Provided there is absolutely no chance the bat has bitten or licked anyone, take it outdoors and release it. With gloves on, place the bat on a tree trunk, as high up as you can reach. Watch to make sure it flies away. If it doesn’t, try to retrieve it; then call a rehabber.
If you should find a bat in the same room where you have been sleeping, or anyone else has been sleeping, you must take the bat the same day (or the next day, if you find the bat at night) to your county health department. This is because while you are asleep, you may not be aware of having been bitten. (Even while awake, you may not always be aware of it, as bat bites are so tiny; their teeth are so small.) Visual examination can’t be trusted, either, since the bite can be so tiny as to be all but invisible. Moreover, all it takes to expose you to rabies is being licked by the bat. (The rabies virus is carried in the saliva.) Anyone who has been sleeping in the same room with a bat is automatically considered to have been exposed to rabies, unless tests on the bat prove otherwise.

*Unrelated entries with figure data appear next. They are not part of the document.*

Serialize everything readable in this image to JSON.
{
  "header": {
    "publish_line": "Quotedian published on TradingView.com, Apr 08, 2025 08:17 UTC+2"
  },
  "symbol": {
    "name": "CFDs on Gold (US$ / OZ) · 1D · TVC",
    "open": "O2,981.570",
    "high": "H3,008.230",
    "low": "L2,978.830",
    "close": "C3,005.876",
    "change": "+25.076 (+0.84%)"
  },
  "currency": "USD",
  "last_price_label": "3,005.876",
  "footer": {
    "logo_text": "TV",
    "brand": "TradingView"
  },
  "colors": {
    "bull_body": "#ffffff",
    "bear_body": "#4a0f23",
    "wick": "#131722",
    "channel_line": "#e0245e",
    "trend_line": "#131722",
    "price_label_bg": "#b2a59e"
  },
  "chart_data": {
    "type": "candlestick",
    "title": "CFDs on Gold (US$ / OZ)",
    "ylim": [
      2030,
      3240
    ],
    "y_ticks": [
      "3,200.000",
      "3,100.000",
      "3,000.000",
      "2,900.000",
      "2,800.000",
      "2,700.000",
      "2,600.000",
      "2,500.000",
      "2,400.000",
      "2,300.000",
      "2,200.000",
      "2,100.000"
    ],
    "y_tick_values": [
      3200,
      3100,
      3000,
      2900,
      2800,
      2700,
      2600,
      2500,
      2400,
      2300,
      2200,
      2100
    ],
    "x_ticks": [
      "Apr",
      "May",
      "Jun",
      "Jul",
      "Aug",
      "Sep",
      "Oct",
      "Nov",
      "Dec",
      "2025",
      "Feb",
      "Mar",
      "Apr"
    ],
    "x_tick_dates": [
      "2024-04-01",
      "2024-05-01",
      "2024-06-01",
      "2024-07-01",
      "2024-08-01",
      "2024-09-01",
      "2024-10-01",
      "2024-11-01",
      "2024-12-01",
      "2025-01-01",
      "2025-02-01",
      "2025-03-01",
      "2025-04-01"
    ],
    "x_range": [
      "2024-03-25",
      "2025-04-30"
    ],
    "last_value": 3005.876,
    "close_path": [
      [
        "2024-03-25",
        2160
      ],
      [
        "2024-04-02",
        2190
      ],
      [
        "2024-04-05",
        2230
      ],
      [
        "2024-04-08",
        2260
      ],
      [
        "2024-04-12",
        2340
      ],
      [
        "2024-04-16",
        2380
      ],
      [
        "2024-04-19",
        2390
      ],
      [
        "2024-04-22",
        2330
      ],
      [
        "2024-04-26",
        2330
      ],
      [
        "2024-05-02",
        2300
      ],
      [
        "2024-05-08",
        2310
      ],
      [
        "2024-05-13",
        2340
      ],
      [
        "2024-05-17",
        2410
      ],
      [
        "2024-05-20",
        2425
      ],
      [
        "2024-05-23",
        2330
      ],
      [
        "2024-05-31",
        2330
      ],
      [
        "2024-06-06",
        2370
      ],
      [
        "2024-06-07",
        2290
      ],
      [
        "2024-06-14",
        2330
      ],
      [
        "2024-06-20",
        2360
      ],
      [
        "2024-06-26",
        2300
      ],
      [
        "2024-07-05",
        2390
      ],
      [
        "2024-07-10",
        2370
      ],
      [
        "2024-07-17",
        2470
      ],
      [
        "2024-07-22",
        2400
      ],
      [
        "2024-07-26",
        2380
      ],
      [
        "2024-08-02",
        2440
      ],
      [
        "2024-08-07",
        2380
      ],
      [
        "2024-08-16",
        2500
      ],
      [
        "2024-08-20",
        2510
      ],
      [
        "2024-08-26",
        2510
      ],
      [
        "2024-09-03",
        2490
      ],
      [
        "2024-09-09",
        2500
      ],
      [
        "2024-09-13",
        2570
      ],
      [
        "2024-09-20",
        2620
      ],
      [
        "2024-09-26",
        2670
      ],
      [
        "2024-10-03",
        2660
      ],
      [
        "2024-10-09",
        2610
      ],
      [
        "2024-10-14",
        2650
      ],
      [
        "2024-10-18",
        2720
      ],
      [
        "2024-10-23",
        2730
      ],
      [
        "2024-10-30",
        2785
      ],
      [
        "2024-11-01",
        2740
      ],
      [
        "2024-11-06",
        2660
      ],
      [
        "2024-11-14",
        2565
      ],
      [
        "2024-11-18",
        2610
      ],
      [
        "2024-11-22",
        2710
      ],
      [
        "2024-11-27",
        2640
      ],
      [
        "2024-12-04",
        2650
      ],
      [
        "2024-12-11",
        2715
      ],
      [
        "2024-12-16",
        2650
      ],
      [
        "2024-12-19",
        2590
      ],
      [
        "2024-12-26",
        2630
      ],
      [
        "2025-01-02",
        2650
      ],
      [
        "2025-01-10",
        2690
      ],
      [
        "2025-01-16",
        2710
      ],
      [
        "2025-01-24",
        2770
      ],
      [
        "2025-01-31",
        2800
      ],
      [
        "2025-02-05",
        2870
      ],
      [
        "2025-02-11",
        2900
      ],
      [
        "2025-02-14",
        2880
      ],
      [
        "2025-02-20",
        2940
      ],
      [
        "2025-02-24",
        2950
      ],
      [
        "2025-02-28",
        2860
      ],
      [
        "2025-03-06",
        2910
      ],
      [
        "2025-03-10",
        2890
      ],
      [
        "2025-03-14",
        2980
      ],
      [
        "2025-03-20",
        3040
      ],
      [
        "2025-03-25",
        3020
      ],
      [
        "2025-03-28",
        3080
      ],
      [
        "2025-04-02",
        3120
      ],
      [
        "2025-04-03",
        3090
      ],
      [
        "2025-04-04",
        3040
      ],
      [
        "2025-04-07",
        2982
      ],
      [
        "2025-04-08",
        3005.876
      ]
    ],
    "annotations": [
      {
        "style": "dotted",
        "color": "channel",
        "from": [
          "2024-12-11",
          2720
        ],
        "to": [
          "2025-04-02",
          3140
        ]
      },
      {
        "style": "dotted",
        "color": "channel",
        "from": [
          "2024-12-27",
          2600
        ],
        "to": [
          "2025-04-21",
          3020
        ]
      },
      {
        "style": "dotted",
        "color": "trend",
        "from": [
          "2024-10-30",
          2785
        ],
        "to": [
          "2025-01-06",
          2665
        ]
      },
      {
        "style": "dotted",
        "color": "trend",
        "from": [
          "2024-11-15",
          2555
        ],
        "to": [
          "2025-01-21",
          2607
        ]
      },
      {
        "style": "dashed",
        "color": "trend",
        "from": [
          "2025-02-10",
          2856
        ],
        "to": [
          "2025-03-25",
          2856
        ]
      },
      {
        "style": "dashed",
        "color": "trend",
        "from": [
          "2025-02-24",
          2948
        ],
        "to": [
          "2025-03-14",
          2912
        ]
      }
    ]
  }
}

The Health Department will euthanize the bat and examine its brain for rabies. Chances are no rabies will be found, but bear in mind that the incidence of rabies among bats that get lost and wind up in your house is probably higher than it is in the general bat population.
If rabies is discovered, you will need prompt treatment. Or if the bat was not captured and cannot be tested, you will likewise need prompt treatment, as rabies has to be assumed.
Don’t believe the stories about excruciatingly painful shots in the stomach. Today’s treatment is a series of shots in the arm and is no more painful than any other injection, less than some.
Don’t be reluctant to take the bat to the health department because of the fact that it will be killed. Your life is so much more important than his.
Next, you will need to have your house thoroughly inspected to see whether a bat colony is roosting there. If so, you must get the bats out of your house. You may be a weirdo like me who thinks having bats in the house is an honor or is romantic or enchanting or something. Right, but having them is also too hazardous and also quite smelly after a while, so be ruthless. (Your church steeple/belfry is a much better place for them.) The video I’ve linked to above shows you how to exclude bats from your house in a humane way, but you also need to read details here.
Bats are wonderful creatures, soft, furry, warm mammals. They are very charming when you get to know them, partially on account of their extraordinary intelligence and delightful personalities. (In fact, there is some question nowadays whether some bats are actually primates, like us!) It is not true that a bat may become entangled in your hair; its sonar prevents it from making such a mistake. And bats do not suck your blood. Even vampire bats, whose range is Central and South America, only suck the blood of cows and goats and such. Bats are not vicious or aggressive, but very shy. They eat hundreds of insects apiece every hour all night long, so are important for insect control. But you just have to be careful around them, as with the other rabies vector species (which in the U.S. are foxes, groundhogs, skunks, and raccoons).
Armed with this information, I hope you can avoid not only tragedy, but even the unpleasant scare, inconvenience, and expense (maybe) and that befell the Harju family. They must now undergo a series of six shots each to protect them from rabies. Okay, so a shot is just a shot and not a tragedy; six of them still make something of an ordeal. Please keep Pr. Benjamin, Emily, Evelyn and Dominic in your prayers.